Wie muss es einem Menschen ergehen, der nichts mehr von seinen Beziehungen weiß, weil er aus jener Welt schon länger und vollständig heraus ist, der nichts mehr hiervon erkennen kann, weil keine Zusammenhänge mehr gegenwärtig sind oder weil er oder sie die nie gehabt hatte, außer in der eigenen Familie? Von daher versuchte ich mir Marias Situation vorzustellen. Ist es vielleicht so, dass sie die Stimmen vor dieser "Identitätsangst" bewahrten, weil sie sonst gar nicht mehr da herauskommen konnte? Haben sie vielleicht die Bedeutung eines inneren Rückhalts, eine Art Gewissen, wo Gewissheit fehlt?
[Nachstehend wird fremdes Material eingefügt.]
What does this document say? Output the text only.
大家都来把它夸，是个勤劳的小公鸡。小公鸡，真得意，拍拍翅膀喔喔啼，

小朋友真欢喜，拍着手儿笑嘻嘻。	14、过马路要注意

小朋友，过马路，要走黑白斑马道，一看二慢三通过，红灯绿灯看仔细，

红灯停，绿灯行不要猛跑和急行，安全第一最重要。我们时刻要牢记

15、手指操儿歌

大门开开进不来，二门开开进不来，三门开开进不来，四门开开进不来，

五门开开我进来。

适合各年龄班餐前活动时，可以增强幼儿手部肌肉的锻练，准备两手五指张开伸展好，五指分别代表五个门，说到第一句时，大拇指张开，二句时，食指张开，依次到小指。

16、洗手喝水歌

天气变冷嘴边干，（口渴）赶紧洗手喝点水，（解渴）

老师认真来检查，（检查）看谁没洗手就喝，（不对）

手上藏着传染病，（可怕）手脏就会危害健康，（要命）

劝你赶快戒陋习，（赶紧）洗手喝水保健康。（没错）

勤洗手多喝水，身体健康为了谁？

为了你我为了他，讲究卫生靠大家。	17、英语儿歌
Die Stimmen bildeten sich in Maria aus einem umfassenden Gefühl von Ungewissheit heraus, einem Geraune ungewisser Regungen, die sie von Empfindungen wegdrängten, die ihr ansonsten gewiss waren. Vielleicht ist dies anfangs so, wie es auch sonst ist, wenn man etwas hört, weil man drauf wartet – z.B. die Türglocke oder das Telefon – und sich dabei ständig in der Wahrnehmung täuscht (war das jetzt Radio oder Tür oder gar nichts?). Man ist in einer Lauschhaltung, die durch andere Geräusche der Welt nur gestört wird. In dieser hohen innerne Aufmerksamkeit und dem Interesse, alle andere Wahrnehmungen abzudämpfen, wird die eigene Stimmung auf etwas gerichtet, was als Inneres (z.B. Erwartung) auf völlig bestimmtes Äußeres zielt (Eintreffendes Ereignis). In solchen immer stärker werdenden Stimmungen hinein kamen mit zunehmender Erregung Stimmen zu Wort, die ihr Gutes wie Böses, Botschaften und Meinungen über sie, zutrugen. Nach einer Zeit der Beunruhigung über solche Wahrnehmungen schien es mir so, dass sie hierüber erleichtert war, so, als ob sie auch die Botschaften dieser anderen Dimension nötig hätte.

Sie waren erst mal ununterscheidbar, ein Zustand völliger Ungewissheit und voller Zweifel über das eigene Erkenntnisvermögen. Ob sie von außen oder innen kamen, war anfangs nicht mal auszumachen. Unmittelbar, also als Stimmen, die Maria hörte, machten sie ihr keine Angst. Angst machte die Ungewissheit, der Sinneszweifel, ob sie jetzt verrückt ist oder nicht, der Kampf um die Wahrheit ihrer Wahrnehmung, hinter der auch allemal Existenzangst stand, die Angst, sozial und beruflich ins Abseits zu geraten. Aber bald wurde das von den Stimmen selbst entschieden. Sie wurden immer bestimmter und schienen immer mehr aus den Ecken, Winkeln oder von anderen Räumen zu kommen.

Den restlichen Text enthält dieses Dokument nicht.